Me virei e lá estava Arthur. A farda ainda meio amassada, a expressão mais bagunçada do que eu já tinha visto nele. Ele parecia cansado... e aflito.
— A gente precisa conversar.
Antes que eu dissesse qualquer coisa, ele simplesmente subiu na garupa da moto. Sem capacete, sem convite, sem hesitação.
— Só vai — disse, a voz baixa, quase um pedido.
Dei partida e obedeci. As ruas passavam ao nosso redor, vazias, silenciosas. Eu sentia as mãos dele segurando levemente minha cintura. Aquilo já era errado o bastante — policial, fardado, fora de si — e, mesmo assim, parecia inevitável. Não trocamos uma palavra até estacionarmos perto da praça antiga da cidade.
Escolhi uma parte mais escura, afastada!
Desci da moto e ele também. Fomos para parte das árvores e por um segundo, apenas nos encaramos. Arthur então quebrou o silêncio.
— Eu tô no pior momento da minha carreira, Pedro. — A voz dele soou como se estivesse confessando um crime. — Eu... não tô conseguindo mais separar a porra da vida pessoal da profissional.
Ele se aproximou e, de repente, segurou meus ombros com força. Os olhos dele ardiam.

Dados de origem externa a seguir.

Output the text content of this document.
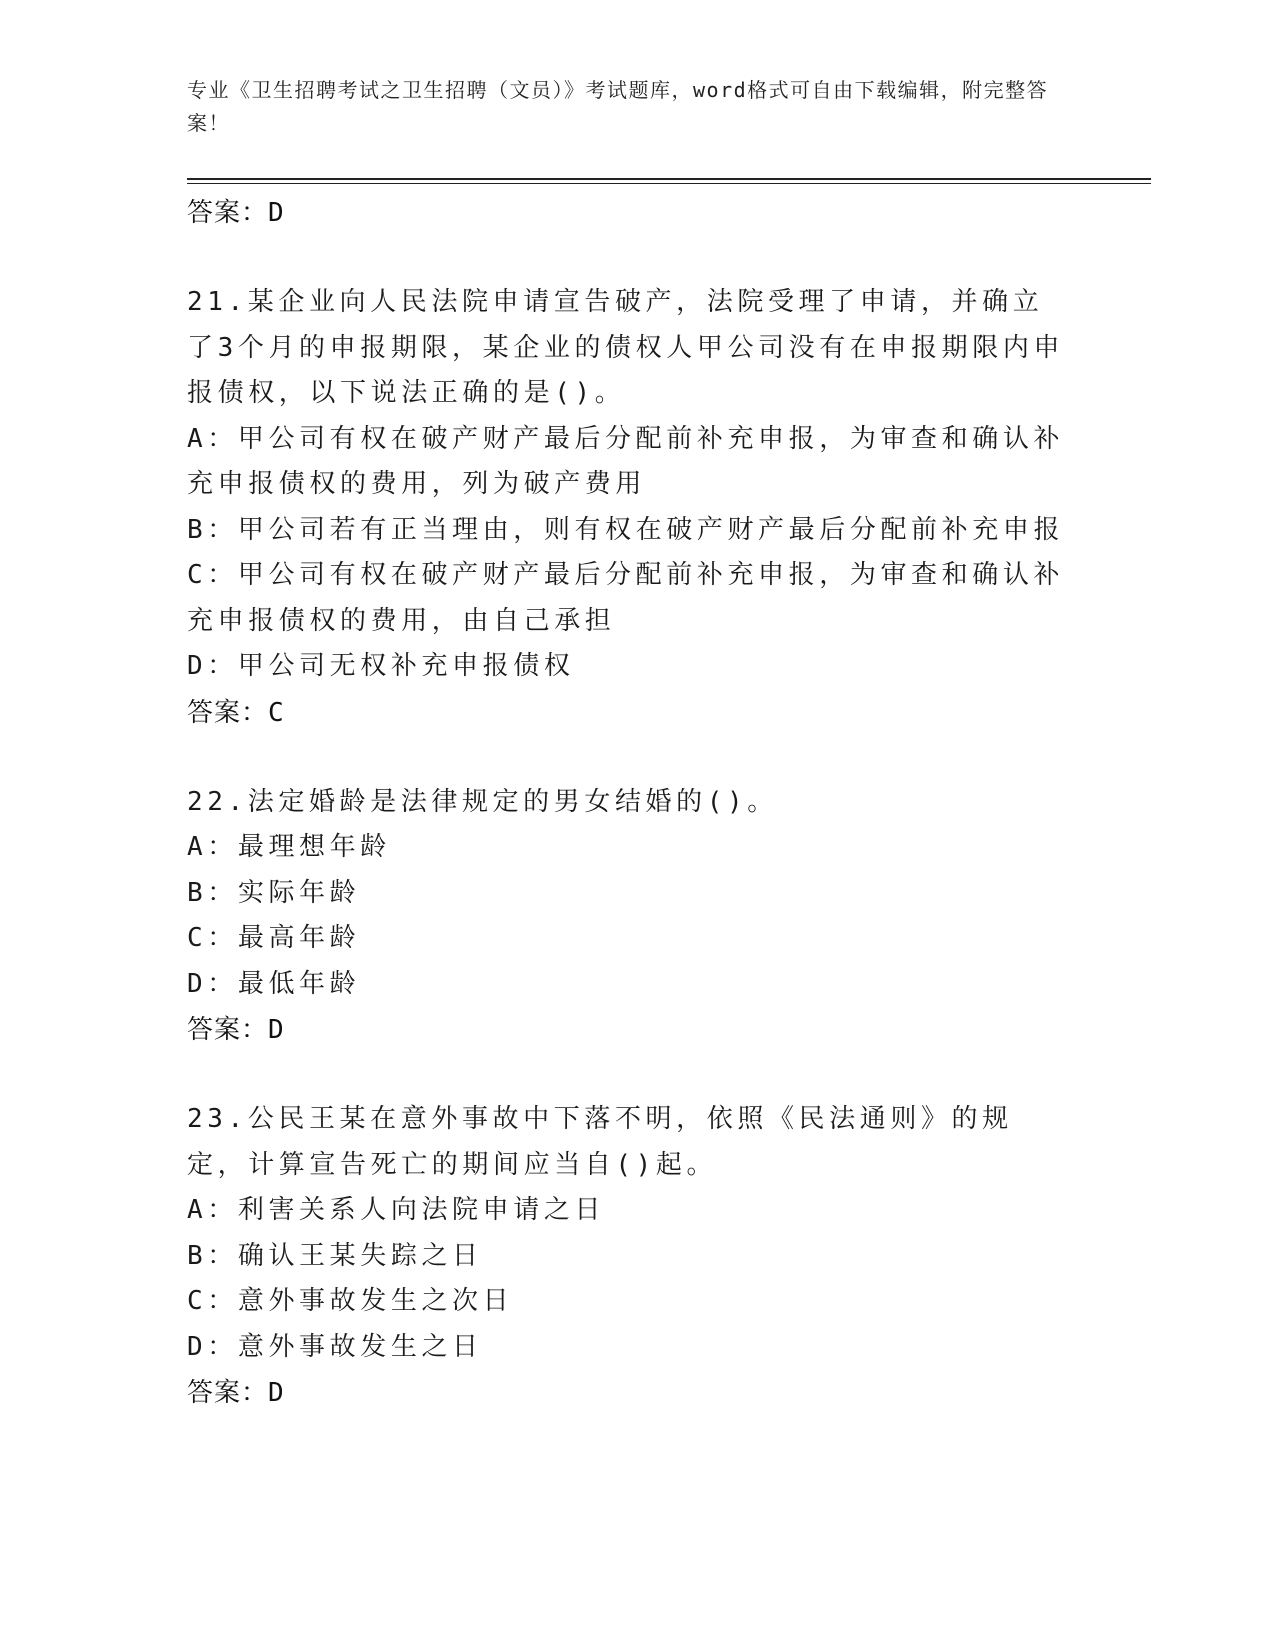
专业《卫生招聘考试之卫生招聘（文员）》考试题库，word格式可自由下载编辑，附完整答案！
答案：D
21.某企业向人民法院申请宣告破产，法院受理了申请，并确立了3个月的申报期限，某企业的债权人甲公司没有在申报期限内申报债权，以下说法正确的是()。
A：甲公司有权在破产财产最后分配前补充申报，为审查和确认补充申报债权的费用，列为破产费用
B：甲公司若有正当理由，则有权在破产财产最后分配前补充申报
C：甲公司有权在破产财产最后分配前补充申报，为审查和确认补充申报债权的费用，由自己承担
D：甲公司无权补充申报债权
答案：C
22.法定婚龄是法律规定的男女结婚的()。
A：最理想年龄
B：实际年龄
C：最高年龄
D：最低年龄
答案：D
23.公民王某在意外事故中下落不明，依照《民法通则》的规定，计算宣告死亡的期间应当自()起。
A：利害关系人向法院申请之日
B：确认王某失踪之日
C：意外事故发生之次日
D：意外事故发生之日
答案：D
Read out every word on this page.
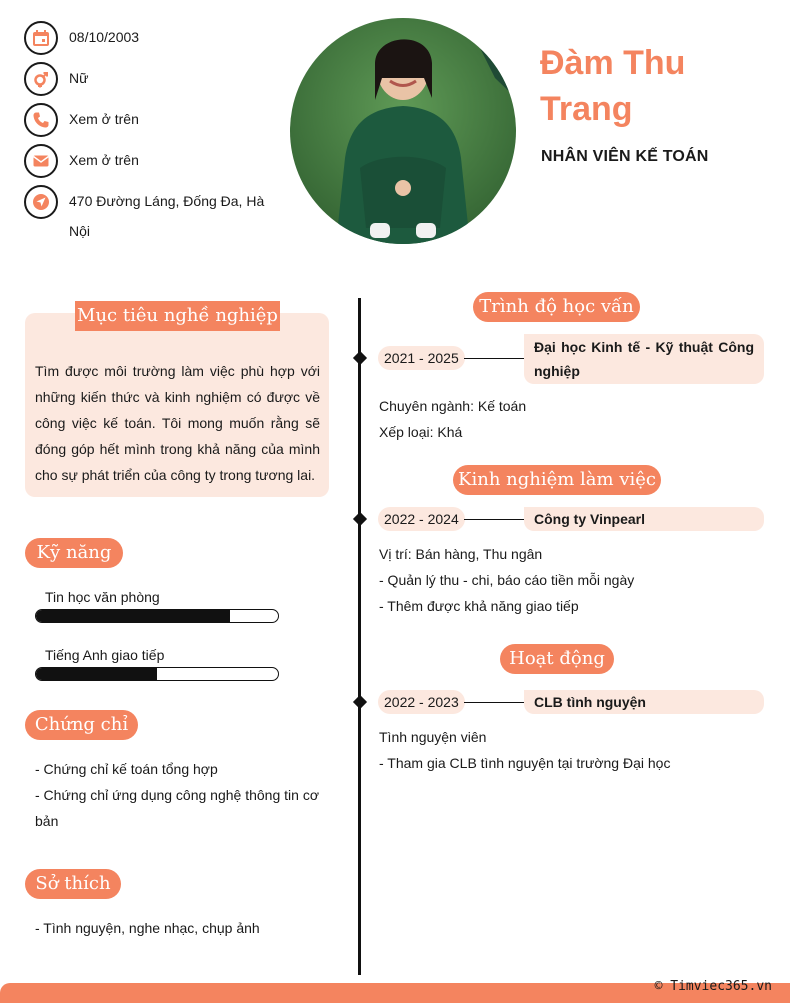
08/10/2003
Nữ
Xem ở trên
Xem ở trên
470 Đường Láng, Đống Đa, Hà Nội
Đàm Thu Trang
NHÂN VIÊN KẾ TOÁN
Mục tiêu nghề nghiệp
Tìm được môi trường làm việc phù hợp với những kiến thức và kinh nghiệm có được về công việc kế toán. Tôi mong muốn rằng sẽ đóng góp hết mình trong khả năng của mình cho sự phát triển của công ty trong tương lai.
Kỹ năng
Tin học văn phòng
Tiếng Anh giao tiếp
Chứng chỉ
- Chứng chỉ kế toán tổng hợp
- Chứng chỉ ứng dụng công nghệ thông tin cơ bản
Sở thích
- Tình nguyện, nghe nhạc, chụp ảnh
Trình độ học vấn
2021 - 2025
Đại học Kinh tế - Kỹ thuật Công nghiệp
Chuyên ngành: Kế toán
Xếp loại: Khá
Kinh nghiệm làm việc
2022 - 2024	Công ty Vinpearl
Vị trí: Bán hàng, Thu ngân
- Quản lý thu - chi, báo cáo tiền mỗi ngày
- Thêm được khả năng giao tiếp
Hoạt động
2022 - 2023	CLB tình nguyện
Tình nguyện viên
- Tham gia CLB tình nguyện tại trường Đại học
© Timviec365.vn
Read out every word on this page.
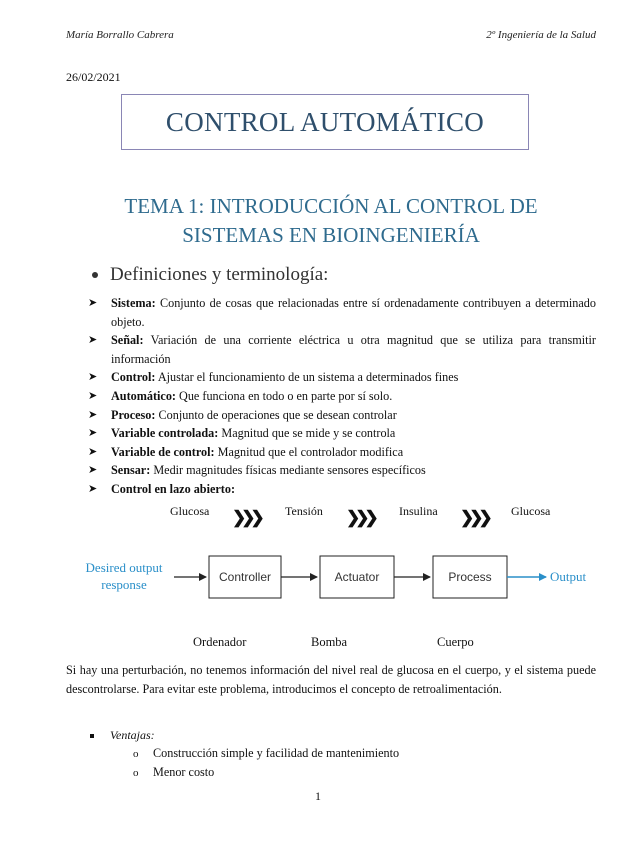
María Borrallo Cabrera	2º Ingeniería de la Salud
26/02/2021
CONTROL AUTOMÁTICO
TEMA 1: INTRODUCCIÓN AL CONTROL DE
SISTEMAS EN BIOINGENIERÍA
Definiciones y terminología:
➤ Sistema: Conjunto de cosas que relacionadas entre sí ordenadamente contribuyen a determinado objeto.
➤ Señal: Variación de una corriente eléctrica u otra magnitud que se utiliza para transmitir información
➤ Control: Ajustar el funcionamiento de un sistema a determinados fines
➤ Automático: Que funciona en todo o en parte por sí solo.
➤ Proceso: Conjunto de operaciones que se desean controlar
➤ Variable controlada: Magnitud que se mide y se controla
➤ Variable de control: Magnitud que el controlador modifica
➤ Sensar: Medir magnitudes físicas mediante sensores específicos
➤ Control en lazo abierto:
Glucosa ❯❯❯ Tensión ❯❯❯ Insulina ❯❯❯ Glucosa
Desired output
response	Controller	Actuator	Process	Output
Ordenador	Bomba	Cuerpo
Si hay una perturbación, no tenemos información del nivel real de glucosa en el cuerpo, y el sistema puede descontrolarse. Para evitar este problema, introducimos el concepto de retroalimentación.
Ventajas:
o	Construcción simple y facilidad de mantenimiento
o	Menor costo
1
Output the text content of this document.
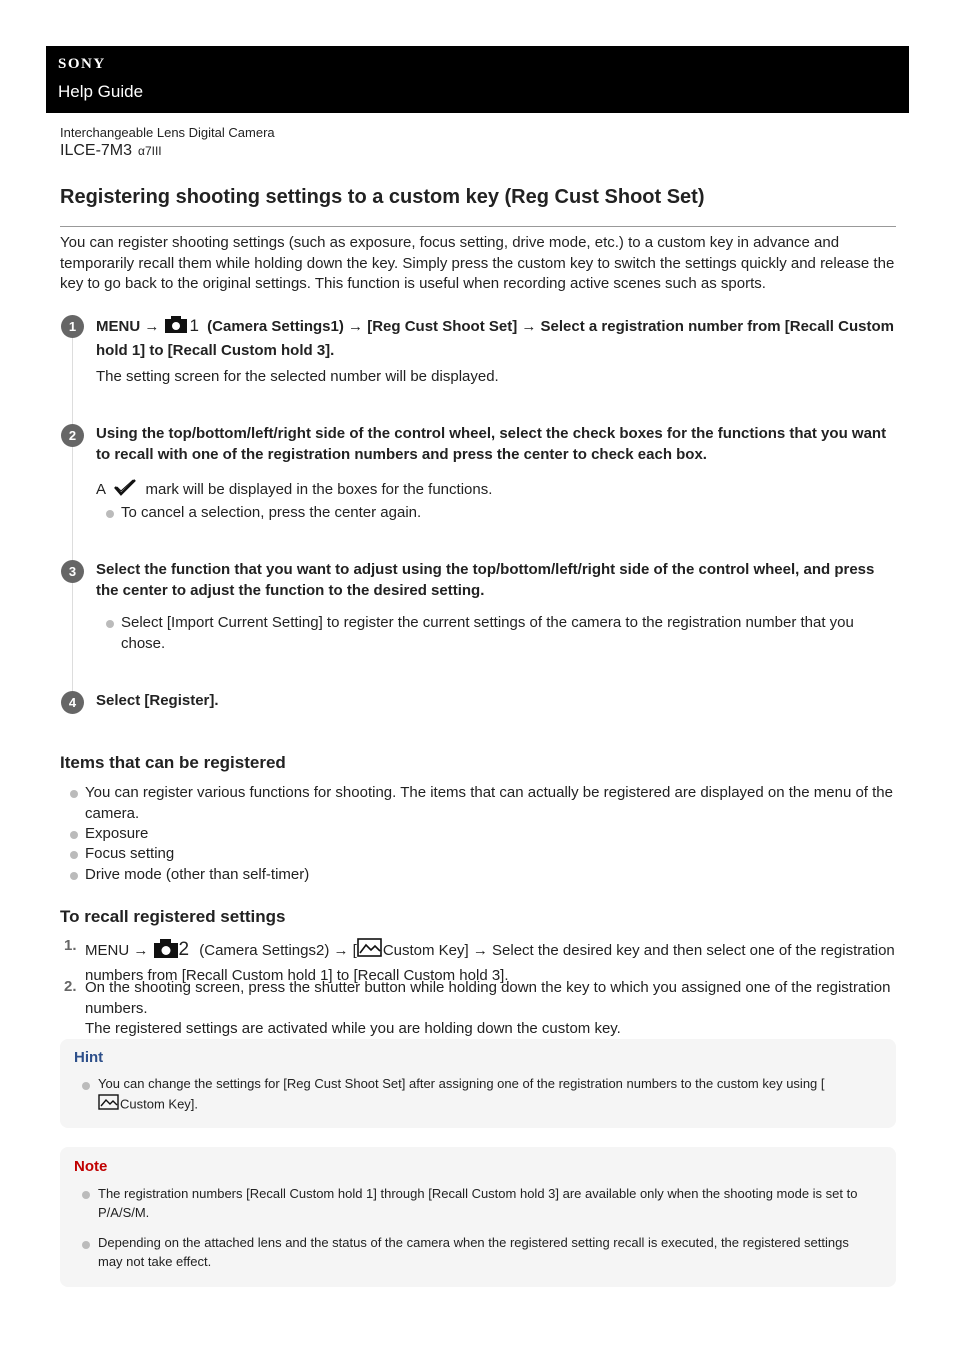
SONY
Help Guide
Interchangeable Lens Digital Camera
ILCE-7M3 α7III
Registering shooting settings to a custom key (Reg Cust Shoot Set)
You can register shooting settings (such as exposure, focus setting, drive mode, etc.) to a custom key in advance and temporarily recall them while holding down the key. Simply press the custom key to switch the settings quickly and release the key to go back to the original settings. This function is useful when recording active scenes such as sports.
1	MENU → 1 (Camera Settings1) → [Reg Cust Shoot Set] → Select a registration number from [Recall Custom hold 1] to [Recall Custom hold 3].
The setting screen for the selected number will be displayed.
2	Using the top/bottom/left/right side of the control wheel, select the check boxes for the functions that you want to recall with one of the registration numbers and press the center to check each box.
A	mark will be displayed in the boxes for the functions.
To cancel a selection, press the center again.
3	Select the function that you want to adjust using the top/bottom/left/right side of the control wheel, and press the center to adjust the function to the desired setting.
Select [Import Current Setting] to register the current settings of the camera to the registration number that you chose.
4	Select [Register].
Items that can be registered
You can register various functions for shooting. The items that can actually be registered are displayed on the menu of the camera.
Exposure
Focus setting
Drive mode (other than self-timer)
To recall registered settings
1. MENU → 2 (Camera Settings2) → [ Custom Key] → Select the desired key and then select one of the registration numbers from [Recall Custom hold 1] to [Recall Custom hold 3].
2. On the shooting screen, press the shutter button while holding down the key to which you assigned one of the registration numbers.
The registered settings are activated while you are holding down the custom key.
Hint
You can change the settings for [Reg Cust Shoot Set] after assigning one of the registration numbers to the custom key using [
Custom Key].
Note
The registration numbers [Recall Custom hold 1] through [Recall Custom hold 3] are available only when the shooting mode is set to P/A/S/M.
Depending on the attached lens and the status of the camera when the registered setting recall is executed, the registered settings may not take effect.
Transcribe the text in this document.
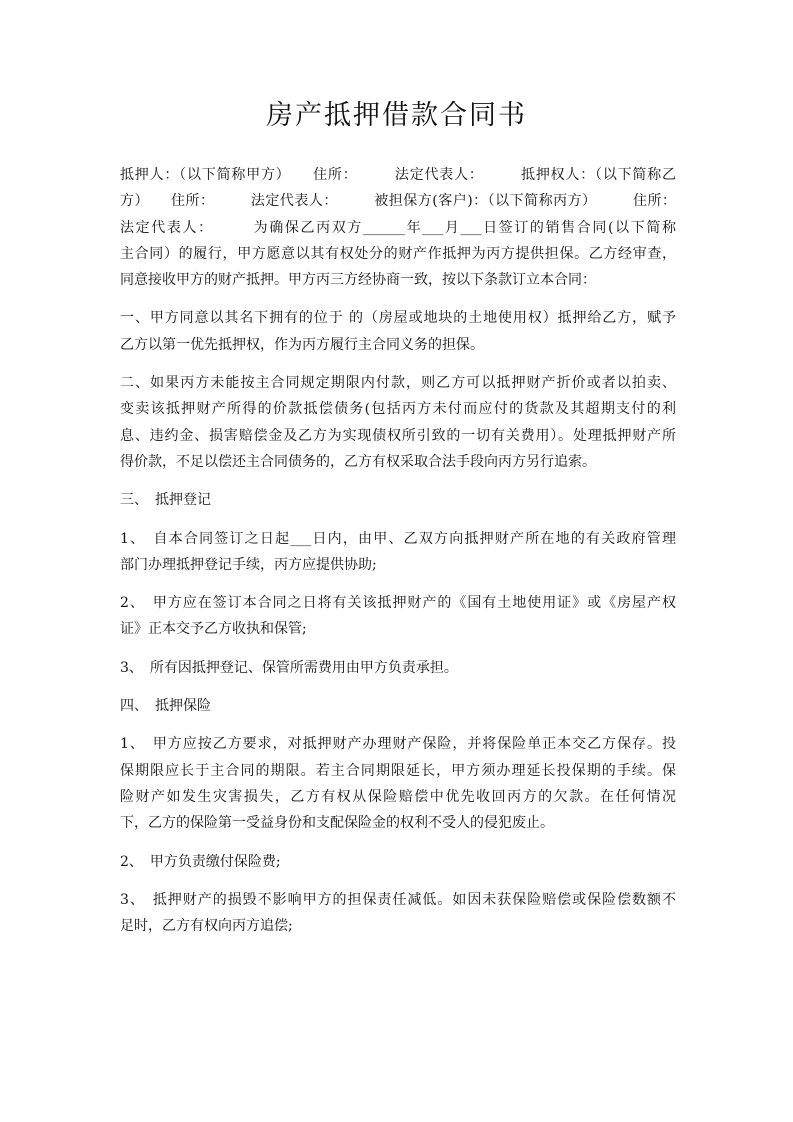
房产抵押借款合同书
抵押人：（以下简称甲方）　　住所：　　　法定代表人：　　　抵押权人：（以下简称乙
方）　　住所：　　　法定代表人：　　　被担保方(客户)：（以下简称丙方）　　　住所：
法定代表人：　　　为确保乙丙双方______年___月___日签订的销售合同(以下简称
主合同）的履行，甲方愿意以其有权处分的财产作抵押为丙方提供担保。乙方经审查，
同意接收甲方的财产抵押。甲方丙三方经协商一致，按以下条款订立本合同：
一、甲方同意以其名下拥有的位于 的（房屋或地块的土地使用权）抵押给乙方，赋予
乙方以第一优先抵押权，作为丙方履行主合同义务的担保。
二、如果丙方未能按主合同规定期限内付款，则乙方可以抵押财产折价或者以拍卖、
变卖该抵押财产所得的价款抵偿债务(包括丙方未付而应付的货款及其超期支付的利
息、违约金、损害赔偿金及乙方为实现债权所引致的一切有关费用）。处理抵押财产所
得价款，不足以偿还主合同债务的，乙方有权采取合法手段向丙方另行追索。
三、　抵押登记
1、　自本合同签订之日起___日内，由甲、乙双方向抵押财产所在地的有关政府管理
部门办理抵押登记手续，丙方应提供协助;
2、　甲方应在签订本合同之日将有关该抵押财产的《国有土地使用证》或《房屋产权
证》正本交予乙方收执和保管;
3、　所有因抵押登记、保管所需费用由甲方负责承担。
四、　抵押保险
1、　甲方应按乙方要求，对抵押财产办理财产保险，并将保险单正本交乙方保存。投
保期限应长于主合同的期限。若主合同期限延长，甲方须办理延长投保期的手续。保
险财产如发生灾害损失，乙方有权从保险赔偿中优先收回丙方的欠款。在任何情况
下，乙方的保险第一受益身份和支配保险金的权利不受人的侵犯废止。
2、　甲方负责缴付保险费;
3、　抵押财产的损毁不影响甲方的担保责任减低。如因未获保险赔偿或保险偿数额不
足时，乙方有权向丙方追偿;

— Me diz, olhando nos meus olhos... você realmente não tem nada a ver com a morte de Bernardo e Pietro?
Eu nem precisei pensar.
— Não. — Respondi firme, sentindo minha voz firme, meu peito pesado. — Eu juro por tudo que eu não fiz nada. Eu não teria coragem. Eu nunca faria isso.
Ele segurou o ar por uns segundos e depois soltou meus ombros com brutalidade, virando de costas. Andou até uma árvore e deu um chute nela. Depois gritou:
— Porraaaaaa!
A raiva dele era crua, suja, dolorida.
— Eu não sei o que fazer! — gritou, passando as mãos na cabeça. — Eu não sei, caralho! Tô todo fudido, Pedro! Tô te investigando, mas quando olho pra você, esqueço do caso inteiro. Esqueço de tudo.
Fui até ele devagar. Meus passos foram como os de quem se aproxima de um animal ferido. Quando cheguei perto, abracei por trás, encaixando meu corpo no dele. Ele não se afastou.
— É foda — ele disse, a voz embargada. — Tentar pensar com a cabeça de cima, sendo que toda vez que você me toca... a cabeça de baixo assume o controle.
Senti a respiração dele acelerada, o peito subindo e descendo contra meu braço. A noite era escura, mas o que havia entre a gente era ainda mais. Confuso. Quente. Vivo.
Nos sentamos na grama, ele puxando meu braço com força, como se tivesse medo de se arrepender depois. Me olhou por alguns segundos, como se estivesse esperando que eu o afastasse. Mas eu não fiz isso. Eu não conseguia.
De repente, ele me empurrou na grama, me jogando de costas com o peso do corpo sobre o meu. Sua boca encontrou a minha com fome. Beijos quentes, rápidos, como se estivéssemos engolindo o tempo perdido, as palavras não ditas, a raiva, o desejo.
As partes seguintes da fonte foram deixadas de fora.